Now, let's define your system (aka system-under-test)! For this demo, we'll set up an LLM call to generate the opening line of a story, where the user determines what the topic of the story will be.

In [None]:
#@title Define our multi-message prompt template

PROMPT_TEMPLATE_1 = "You are a helpful assistant." #@param { type:"string" }

PROMPT_TEMPLATE_2 = "Assist the user in crafting a story about {user_topic}." #@param { type:"string" }

PROMPT_TEMPLATE_3 = "I need a good opening line for my story. Please generate only the opening line." #@param { type:"string" }

In [None]:
#@title Call OpenAI to generate a story
#@markdown Here we'll define an example of a multi-message prompt sent to OpenAI.

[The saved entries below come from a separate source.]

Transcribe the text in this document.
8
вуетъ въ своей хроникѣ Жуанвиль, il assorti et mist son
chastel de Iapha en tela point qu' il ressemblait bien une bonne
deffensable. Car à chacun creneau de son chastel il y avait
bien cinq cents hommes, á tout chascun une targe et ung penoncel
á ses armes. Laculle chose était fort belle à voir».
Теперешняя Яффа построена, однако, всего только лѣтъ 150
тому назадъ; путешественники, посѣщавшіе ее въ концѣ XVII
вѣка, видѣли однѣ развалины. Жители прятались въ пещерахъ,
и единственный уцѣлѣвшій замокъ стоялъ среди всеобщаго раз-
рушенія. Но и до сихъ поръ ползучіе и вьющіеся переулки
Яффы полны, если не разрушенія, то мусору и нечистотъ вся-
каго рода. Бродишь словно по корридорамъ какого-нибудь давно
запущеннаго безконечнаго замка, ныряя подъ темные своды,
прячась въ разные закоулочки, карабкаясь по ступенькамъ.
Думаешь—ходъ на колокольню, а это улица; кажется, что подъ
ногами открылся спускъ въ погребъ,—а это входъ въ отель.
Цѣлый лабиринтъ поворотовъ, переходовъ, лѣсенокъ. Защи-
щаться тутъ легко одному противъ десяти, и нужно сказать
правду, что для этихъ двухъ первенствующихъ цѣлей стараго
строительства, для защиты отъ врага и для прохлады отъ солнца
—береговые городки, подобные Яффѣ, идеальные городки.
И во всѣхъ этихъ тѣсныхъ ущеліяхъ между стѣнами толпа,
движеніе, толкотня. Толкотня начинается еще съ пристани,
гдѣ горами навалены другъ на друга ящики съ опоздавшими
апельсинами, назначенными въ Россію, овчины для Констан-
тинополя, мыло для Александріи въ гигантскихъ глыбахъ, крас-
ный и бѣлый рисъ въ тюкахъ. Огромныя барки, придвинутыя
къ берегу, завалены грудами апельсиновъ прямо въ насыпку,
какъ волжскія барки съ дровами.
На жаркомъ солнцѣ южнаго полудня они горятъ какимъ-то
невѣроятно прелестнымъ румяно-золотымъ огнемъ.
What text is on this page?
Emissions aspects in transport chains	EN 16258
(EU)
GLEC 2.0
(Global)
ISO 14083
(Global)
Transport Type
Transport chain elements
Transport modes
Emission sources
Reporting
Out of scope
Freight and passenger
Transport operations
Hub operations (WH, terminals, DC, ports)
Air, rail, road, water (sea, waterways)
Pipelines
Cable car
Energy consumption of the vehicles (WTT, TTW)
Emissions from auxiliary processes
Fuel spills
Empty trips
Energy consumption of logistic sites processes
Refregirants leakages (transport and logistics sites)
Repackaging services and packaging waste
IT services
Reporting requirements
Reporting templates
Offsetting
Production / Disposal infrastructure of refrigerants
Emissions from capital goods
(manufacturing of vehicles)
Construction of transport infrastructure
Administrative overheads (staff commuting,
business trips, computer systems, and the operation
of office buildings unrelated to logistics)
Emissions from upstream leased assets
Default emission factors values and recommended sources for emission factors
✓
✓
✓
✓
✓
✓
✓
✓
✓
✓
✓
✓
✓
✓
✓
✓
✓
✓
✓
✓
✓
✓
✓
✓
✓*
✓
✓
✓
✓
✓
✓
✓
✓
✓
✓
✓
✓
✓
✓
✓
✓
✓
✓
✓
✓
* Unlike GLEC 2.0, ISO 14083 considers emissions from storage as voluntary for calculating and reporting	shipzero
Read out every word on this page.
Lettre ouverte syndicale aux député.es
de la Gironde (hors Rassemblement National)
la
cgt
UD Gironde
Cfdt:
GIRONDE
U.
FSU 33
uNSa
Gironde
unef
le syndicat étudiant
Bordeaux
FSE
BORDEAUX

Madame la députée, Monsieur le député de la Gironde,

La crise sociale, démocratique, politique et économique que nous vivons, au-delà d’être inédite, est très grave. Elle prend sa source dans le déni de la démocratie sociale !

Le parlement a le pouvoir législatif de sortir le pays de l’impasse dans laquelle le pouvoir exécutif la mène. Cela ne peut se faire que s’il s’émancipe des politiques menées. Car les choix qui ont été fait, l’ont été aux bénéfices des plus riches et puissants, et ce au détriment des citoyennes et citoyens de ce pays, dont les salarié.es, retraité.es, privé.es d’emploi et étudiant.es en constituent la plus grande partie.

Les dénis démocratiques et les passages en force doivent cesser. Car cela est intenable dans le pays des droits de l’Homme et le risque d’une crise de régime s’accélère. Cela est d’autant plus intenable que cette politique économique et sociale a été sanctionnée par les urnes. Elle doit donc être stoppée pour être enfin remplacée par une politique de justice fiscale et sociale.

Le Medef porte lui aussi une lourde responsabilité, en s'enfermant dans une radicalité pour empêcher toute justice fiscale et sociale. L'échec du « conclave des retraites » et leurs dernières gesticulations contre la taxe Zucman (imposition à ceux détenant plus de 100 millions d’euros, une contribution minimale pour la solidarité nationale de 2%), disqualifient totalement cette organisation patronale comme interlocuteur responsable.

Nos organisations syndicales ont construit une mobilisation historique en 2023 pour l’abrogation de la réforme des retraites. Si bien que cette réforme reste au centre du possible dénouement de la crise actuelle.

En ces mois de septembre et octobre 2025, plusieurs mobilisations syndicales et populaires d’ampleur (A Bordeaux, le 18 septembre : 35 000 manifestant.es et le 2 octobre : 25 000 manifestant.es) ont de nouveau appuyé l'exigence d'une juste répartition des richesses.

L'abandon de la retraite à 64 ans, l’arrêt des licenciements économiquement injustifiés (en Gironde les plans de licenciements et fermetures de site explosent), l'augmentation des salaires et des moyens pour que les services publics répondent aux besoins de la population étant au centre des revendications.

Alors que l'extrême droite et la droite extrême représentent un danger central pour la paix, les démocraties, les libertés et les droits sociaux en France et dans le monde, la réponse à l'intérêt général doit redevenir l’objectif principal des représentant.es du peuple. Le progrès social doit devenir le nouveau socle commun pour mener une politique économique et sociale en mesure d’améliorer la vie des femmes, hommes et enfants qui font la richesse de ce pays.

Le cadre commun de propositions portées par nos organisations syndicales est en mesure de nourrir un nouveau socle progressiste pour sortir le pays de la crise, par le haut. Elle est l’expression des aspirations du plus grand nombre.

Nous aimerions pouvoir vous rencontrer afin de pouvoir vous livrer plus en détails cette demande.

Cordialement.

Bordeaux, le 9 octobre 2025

def generate_story(user_topic: str) -> str:
  client = OpenAI(api_key=OPENAI_API_KEY)
  response = client.chat.completions.create(
    model="gpt-3.5-turbo",  # or "gpt-4" depending on your access and requirements
    messages=[
        {"role": "system", "content": PROMPT_TEMPLATE_1},
        {"role": "system", "content": PROMPT_TEMPLATE_2.format(user_topic=user_topic)},
        {"role": "user", "content": PROMPT_TEMPLATE_3}
    ]
  )

  return response.choices[0].message.content

# Evaluate your system

### Pre-req: Create Metrics

First, using the Scorecard application, create your metrics and scoring config. For this example,
we can use something simple like a Helpfulness metric that determines whether
the generation adheres to the user's request.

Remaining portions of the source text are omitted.